Friday, May 19, 2006
This Is Your Brain on Nanotubes
Carbon nanotubes can send electrical signals to neurons and are being developed for retinal implants
|A branching neuron grown on a carpet of conductive single-wall carbon nanotubes. Researchers sent electrical signals to the neurons through the nanotubes, showing that the tubes might be a way to connect neurons to prosthetic devices. (Courtesy of Todd Pappas, University of Texas.)|
Carbon nanotubes -- incredibly strong, electrically conductive, hollow molecules of carbon about a nanometer in diameter -- have for more than a decade been prized by materials scientists. They've added them to batteries to increase their surface area and are developing light-emitting nanotubes for telecommunications.

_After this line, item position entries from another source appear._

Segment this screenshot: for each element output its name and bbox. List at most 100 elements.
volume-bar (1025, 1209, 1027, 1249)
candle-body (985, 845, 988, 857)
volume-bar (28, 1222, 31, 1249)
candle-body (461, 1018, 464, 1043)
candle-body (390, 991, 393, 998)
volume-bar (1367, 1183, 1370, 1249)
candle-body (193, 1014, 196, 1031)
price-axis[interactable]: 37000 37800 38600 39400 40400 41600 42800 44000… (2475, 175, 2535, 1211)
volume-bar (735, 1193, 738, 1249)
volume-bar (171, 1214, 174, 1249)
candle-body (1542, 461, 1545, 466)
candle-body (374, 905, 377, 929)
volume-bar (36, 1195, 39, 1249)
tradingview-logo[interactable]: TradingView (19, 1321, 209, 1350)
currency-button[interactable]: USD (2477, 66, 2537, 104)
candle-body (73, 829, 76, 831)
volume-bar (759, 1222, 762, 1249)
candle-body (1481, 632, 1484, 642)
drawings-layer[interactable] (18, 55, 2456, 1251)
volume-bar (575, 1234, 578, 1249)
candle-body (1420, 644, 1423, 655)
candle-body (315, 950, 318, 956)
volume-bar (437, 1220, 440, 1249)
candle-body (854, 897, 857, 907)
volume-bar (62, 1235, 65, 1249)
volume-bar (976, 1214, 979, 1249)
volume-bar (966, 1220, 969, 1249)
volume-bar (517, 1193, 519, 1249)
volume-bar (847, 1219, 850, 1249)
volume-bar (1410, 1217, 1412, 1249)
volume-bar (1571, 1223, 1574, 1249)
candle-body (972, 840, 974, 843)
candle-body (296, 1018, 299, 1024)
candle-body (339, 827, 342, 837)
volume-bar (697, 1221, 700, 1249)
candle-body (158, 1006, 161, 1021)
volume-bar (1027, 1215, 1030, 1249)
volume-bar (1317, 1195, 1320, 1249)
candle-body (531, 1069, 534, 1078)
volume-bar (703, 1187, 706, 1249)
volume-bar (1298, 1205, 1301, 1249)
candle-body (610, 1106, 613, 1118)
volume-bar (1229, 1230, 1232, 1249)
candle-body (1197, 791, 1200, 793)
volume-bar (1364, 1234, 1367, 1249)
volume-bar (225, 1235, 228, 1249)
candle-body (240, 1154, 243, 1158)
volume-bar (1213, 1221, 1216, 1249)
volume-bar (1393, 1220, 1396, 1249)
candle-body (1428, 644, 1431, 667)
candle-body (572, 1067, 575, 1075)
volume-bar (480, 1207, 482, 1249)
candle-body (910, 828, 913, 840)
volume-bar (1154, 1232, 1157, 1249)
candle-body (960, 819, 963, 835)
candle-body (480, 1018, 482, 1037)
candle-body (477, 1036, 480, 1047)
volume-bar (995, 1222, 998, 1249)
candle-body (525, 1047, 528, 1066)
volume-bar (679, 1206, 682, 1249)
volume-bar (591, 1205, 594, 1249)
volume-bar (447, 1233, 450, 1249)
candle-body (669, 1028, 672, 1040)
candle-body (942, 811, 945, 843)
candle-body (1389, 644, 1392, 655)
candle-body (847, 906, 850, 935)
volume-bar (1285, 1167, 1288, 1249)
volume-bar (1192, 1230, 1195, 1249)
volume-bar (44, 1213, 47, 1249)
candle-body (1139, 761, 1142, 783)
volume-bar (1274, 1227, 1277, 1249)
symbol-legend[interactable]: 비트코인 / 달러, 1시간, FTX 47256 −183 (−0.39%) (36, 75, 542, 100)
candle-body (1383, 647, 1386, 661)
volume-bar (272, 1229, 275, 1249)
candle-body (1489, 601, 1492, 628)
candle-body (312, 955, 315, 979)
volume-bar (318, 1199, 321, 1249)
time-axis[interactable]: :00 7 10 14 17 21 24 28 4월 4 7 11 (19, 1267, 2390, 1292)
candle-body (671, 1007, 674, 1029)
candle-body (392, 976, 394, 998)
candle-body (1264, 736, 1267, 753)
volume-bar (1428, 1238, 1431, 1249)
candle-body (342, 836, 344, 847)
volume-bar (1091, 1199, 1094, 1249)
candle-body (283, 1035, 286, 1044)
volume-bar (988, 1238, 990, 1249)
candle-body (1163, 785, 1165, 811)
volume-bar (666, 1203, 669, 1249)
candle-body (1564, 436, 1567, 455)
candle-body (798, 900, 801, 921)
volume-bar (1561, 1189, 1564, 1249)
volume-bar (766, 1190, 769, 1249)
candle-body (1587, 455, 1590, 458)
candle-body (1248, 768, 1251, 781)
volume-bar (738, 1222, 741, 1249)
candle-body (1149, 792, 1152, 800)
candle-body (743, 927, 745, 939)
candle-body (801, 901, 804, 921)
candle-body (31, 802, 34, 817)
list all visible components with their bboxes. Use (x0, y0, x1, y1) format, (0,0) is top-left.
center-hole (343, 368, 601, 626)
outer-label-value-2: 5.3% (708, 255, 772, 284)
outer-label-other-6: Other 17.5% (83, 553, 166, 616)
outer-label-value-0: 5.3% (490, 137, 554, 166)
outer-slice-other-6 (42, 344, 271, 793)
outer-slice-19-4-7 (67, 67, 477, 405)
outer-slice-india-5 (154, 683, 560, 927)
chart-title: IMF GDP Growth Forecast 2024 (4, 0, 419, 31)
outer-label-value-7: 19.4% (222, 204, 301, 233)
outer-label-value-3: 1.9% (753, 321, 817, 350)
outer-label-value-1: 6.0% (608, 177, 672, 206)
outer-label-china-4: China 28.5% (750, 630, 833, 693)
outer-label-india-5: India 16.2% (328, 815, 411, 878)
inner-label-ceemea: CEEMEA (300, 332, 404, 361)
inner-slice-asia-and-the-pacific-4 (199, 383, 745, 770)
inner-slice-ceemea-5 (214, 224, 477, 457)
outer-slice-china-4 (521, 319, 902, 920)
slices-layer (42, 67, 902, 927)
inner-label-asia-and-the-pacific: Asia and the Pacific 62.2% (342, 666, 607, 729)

Now University of Texas researchers have demonstrated that mats of single-walled carbon nanotubes can communicate electrical signals to neurons, suggesting that the tubes could be used as an electrical interface between neural prosthetics -- devices used to replace damaged or missing nerves -- and the body. This is good news for those hoping to use nanotubes to stimulate or replace nerve cells in the eye, brain, and spinal cord.
The Texas researchers grew rat neurons on thick mats of carbon nanotubes seeded on flexible plastic sheets. Instead of treating the mats like a foreign surface, neurons take well to the nanotubes, says Todd Pappas, director of sensory and molecular neuroengineering at the University of Texas Medical Branch, who led the research. The nanotubes absorb an important neural protein and form a roughly textured carpet on which nerves grow readily. When Pappas and colleagues at Rice University sent an electrical charge across the sheet, the neurons responded with an electrical signal of their own, called an action potential, indicating that they got the message.